Light Space & Time Online Art Gallery is extremely pleased to announce that Cherie Lee has been named as the Gallery’s new featured artist and she will now be promoted by the gallery for the next 14 days in the gallery’s Artist Showcase.
Cherie is an award-winning artist based in New Jersey, USA. Cherie was selected as 1 of the top twelve finalists in the gallery’s 17th Solo Art Exhibition Series. The placement in this competition qualified her art to be showcased in this feature.
Cherie’s Artist Showcase feature will be promoted to over 350+ major news outlets, with inclusion on Google News & Bing News. In addition, the gallery will also be featuring and promoting her artwork in the gallery’s various social media networks for further exposure.
Below are Cherie’s Artist Biography, Artist Statement and 5 images that were submitted to this competition.
Artist Biography
Cherie Lee is a self-taught Philadelphia-born artist who utilizes high-speed rotary equipment to reduce genuine ostrich eggshells to small-scale sculptures appreciating, and testing, the limits of faculty and frailty. Whether her subject matter be ecological, sociological or anthropological, she unites substance and subject, gingerly evoking one basic concept: what you have is fragile, no matter its strength.
Having grown up suburban-poor, her earliest materials were found objects in nature and readily available household items, predominantly paper. These early works resulted most often in two distinct styles: elaborate dimensional paper sculptures that are white-on-white plays of light and shadow, or detailed, flat black paper-cuts. Both styles notable for what they lack, or what's been taken away; a concept she hopes might foster a more solid appreciation for what *is* there.
Shortly after recognizing the humble chicken egg as the ideal 4-dimensional 'canvas' by dint of accident and ignorance, she stumbled upon where those styles merged. This intersection created a new path, and eggshells became her primary medium of choice, with the common household Dremel® as her sole, yet very limiting, tool.
With the advent of the internet, her practice expanded and deepened beyond her own expectations, and soon emu, rhea and ostrich eggs became the predominant objective. Immediately upon learning of dental drills as a carving tool, she saw the direction she wanted to go, and never quite lost sight of it.
What promised to be an auspicious career-start instead signaled her career's end. Even as one of her earliest pieces was being accepted to the United States White House Permanent Collection, a tragic death close-at-hand was triggering an emotional breakdown in the family, ultimately resulting in the artist sustaining a debilitating injury, further contributing to the household's dissolution. Thus evolved a permanently disabled single mother of two young boys, for whom 25 years would pass before she ever laid hands or eyes on that recently discovered dental drill.
The creative suspension was broken by the next significant life-disruption, marked by a tumultuous upending of hearth and home. This forced re-formation spurred the full-fledged return to her craft, with a compelling intent to master her medium. By October of 2018, she obtained her long-desired dental drill, and set to work with diligence. She is only now recognizing her own under-estimation of the medium, as well as her own skills, and is looking forward to seeing just how far she can push them.
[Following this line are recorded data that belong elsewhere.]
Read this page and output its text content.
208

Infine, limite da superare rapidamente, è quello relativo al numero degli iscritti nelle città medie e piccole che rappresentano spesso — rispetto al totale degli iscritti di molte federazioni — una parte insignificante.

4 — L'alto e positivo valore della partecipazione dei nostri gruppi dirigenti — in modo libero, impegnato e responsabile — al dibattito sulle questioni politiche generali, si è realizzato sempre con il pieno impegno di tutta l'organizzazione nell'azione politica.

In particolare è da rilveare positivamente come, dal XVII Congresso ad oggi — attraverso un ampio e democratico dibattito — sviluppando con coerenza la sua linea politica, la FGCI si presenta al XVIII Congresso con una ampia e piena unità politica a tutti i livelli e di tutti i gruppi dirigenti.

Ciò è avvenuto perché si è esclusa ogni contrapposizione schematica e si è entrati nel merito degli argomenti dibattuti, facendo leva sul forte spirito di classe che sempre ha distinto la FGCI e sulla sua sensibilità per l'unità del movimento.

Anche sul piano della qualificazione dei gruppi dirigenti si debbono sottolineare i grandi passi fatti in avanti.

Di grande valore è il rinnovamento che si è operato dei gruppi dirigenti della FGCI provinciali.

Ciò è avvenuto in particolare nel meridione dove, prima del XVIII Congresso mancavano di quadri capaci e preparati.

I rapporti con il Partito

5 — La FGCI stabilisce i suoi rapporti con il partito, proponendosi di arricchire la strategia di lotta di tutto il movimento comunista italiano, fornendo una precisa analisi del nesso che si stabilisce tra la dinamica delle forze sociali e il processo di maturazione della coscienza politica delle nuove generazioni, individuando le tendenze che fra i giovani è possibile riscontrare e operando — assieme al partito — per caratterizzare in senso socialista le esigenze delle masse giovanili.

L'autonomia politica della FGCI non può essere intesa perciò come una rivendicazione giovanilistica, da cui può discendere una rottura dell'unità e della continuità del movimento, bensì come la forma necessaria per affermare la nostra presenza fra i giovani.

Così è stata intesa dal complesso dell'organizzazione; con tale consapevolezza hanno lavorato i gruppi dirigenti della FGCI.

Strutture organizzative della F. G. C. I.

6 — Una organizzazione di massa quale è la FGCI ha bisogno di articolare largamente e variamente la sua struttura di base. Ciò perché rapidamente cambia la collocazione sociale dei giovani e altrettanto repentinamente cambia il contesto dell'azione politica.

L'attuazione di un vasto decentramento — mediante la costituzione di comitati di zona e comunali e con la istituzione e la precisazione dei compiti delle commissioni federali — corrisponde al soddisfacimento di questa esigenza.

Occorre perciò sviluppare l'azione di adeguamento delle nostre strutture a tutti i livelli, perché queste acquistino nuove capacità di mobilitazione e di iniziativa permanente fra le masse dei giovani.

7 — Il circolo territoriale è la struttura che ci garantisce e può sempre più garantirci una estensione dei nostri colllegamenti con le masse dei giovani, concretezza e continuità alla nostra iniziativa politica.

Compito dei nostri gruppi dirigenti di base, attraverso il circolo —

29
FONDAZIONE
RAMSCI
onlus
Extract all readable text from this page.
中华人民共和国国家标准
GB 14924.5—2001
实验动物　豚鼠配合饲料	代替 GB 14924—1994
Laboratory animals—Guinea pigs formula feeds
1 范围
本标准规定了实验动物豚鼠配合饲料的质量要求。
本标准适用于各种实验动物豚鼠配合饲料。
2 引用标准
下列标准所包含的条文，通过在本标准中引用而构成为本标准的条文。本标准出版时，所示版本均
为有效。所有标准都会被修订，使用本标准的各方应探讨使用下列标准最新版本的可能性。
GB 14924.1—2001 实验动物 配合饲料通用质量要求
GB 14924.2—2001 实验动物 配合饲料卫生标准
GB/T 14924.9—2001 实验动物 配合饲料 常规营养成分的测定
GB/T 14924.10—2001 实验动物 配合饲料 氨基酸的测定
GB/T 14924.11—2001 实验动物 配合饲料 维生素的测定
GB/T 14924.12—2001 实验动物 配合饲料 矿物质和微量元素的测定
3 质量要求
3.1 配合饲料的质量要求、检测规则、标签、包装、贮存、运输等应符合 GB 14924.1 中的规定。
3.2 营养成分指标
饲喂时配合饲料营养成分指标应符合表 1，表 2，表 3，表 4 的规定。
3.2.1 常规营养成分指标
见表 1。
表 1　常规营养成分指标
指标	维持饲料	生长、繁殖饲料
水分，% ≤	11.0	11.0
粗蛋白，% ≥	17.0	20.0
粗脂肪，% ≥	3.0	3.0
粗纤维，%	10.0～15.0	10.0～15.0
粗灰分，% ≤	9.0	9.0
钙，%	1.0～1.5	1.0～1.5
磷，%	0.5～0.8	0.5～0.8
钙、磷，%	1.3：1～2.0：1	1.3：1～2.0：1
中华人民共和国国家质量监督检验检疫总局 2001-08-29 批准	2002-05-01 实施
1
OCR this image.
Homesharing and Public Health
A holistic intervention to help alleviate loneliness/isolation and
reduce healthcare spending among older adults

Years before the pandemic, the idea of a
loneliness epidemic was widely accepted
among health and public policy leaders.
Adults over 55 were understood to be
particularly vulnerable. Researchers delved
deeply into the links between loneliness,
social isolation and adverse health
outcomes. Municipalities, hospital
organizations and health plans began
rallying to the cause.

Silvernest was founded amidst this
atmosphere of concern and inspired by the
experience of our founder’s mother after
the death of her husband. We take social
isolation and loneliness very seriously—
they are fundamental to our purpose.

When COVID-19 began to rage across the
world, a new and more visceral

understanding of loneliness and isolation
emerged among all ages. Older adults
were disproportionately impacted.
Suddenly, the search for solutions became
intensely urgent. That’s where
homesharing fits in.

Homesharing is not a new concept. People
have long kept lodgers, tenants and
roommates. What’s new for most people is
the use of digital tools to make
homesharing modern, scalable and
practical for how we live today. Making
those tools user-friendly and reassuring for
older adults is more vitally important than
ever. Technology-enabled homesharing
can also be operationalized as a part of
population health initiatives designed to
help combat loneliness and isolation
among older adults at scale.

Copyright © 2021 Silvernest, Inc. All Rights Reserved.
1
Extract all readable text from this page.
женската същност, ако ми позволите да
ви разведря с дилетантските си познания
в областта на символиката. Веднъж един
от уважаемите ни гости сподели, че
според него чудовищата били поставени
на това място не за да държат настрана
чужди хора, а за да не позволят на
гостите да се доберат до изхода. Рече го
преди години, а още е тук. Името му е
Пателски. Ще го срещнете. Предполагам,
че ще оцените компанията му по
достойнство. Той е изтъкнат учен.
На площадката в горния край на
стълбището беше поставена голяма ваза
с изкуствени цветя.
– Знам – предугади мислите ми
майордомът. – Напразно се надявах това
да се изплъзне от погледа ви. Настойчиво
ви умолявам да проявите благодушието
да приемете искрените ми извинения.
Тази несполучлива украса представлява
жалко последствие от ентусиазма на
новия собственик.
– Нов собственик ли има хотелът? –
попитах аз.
Her interest and investigations into disability, poverty and homelessness come from a personal place, and her current path explores how much can be taken away from something, be it natural, man-made or conceptual, without it breaking.
“However,” she cautions, “if the strength of an eggshell allows me to push it to its furthest limits, its fragility reminds me not to.”
Eggshell sculptor Cherie Lee is looking at what falls between the cracks, and finding beauty and courage there.
Artist Statement
It's a whole new life.
Throughout mankind's history, times of great socio-economic upheaval have heralded exponential leaps in creative and scientific advancement. Not within man's written history has such upheaval occurred on nearly a global scale, en masse. And yet, hovering here on the brink of one of humankind's most transformative eras, we are tasked with re-assessing our values, our beliefs, and even our own capabilities, while protecting and shaping the lives of our future.
As we collectively endure this painful rebirth, we naturally feel battered and bruised, scrambling for safety while trying to hold it all together; or worse: frightened, futile, maybe even defeated. With only a single cell of life itself, please allow me to demonstrate the infinite wonders of possibility. You may even recognize our own vast capacities within.
However ordinary, please don't see anything as mundane.
Wherever the unusual arises, approach it with curiosity.
What you consider to be strong, revere its frailty.
When you see something fragile, appreciate its strength.
For millennia, the small but mighty egg has been a powerful symbol of birth, life and rebirth. Using high-speed rotary equipment, I reduce genuine ostrich eggshells to small, spherical sculptures, which invite you to question what you believed, and find renewed respect for what you believe possible.
Each piece is no larger than 11 inches diameter, and is, itself, a quiet little meditation on our basic assumptions and perceptions.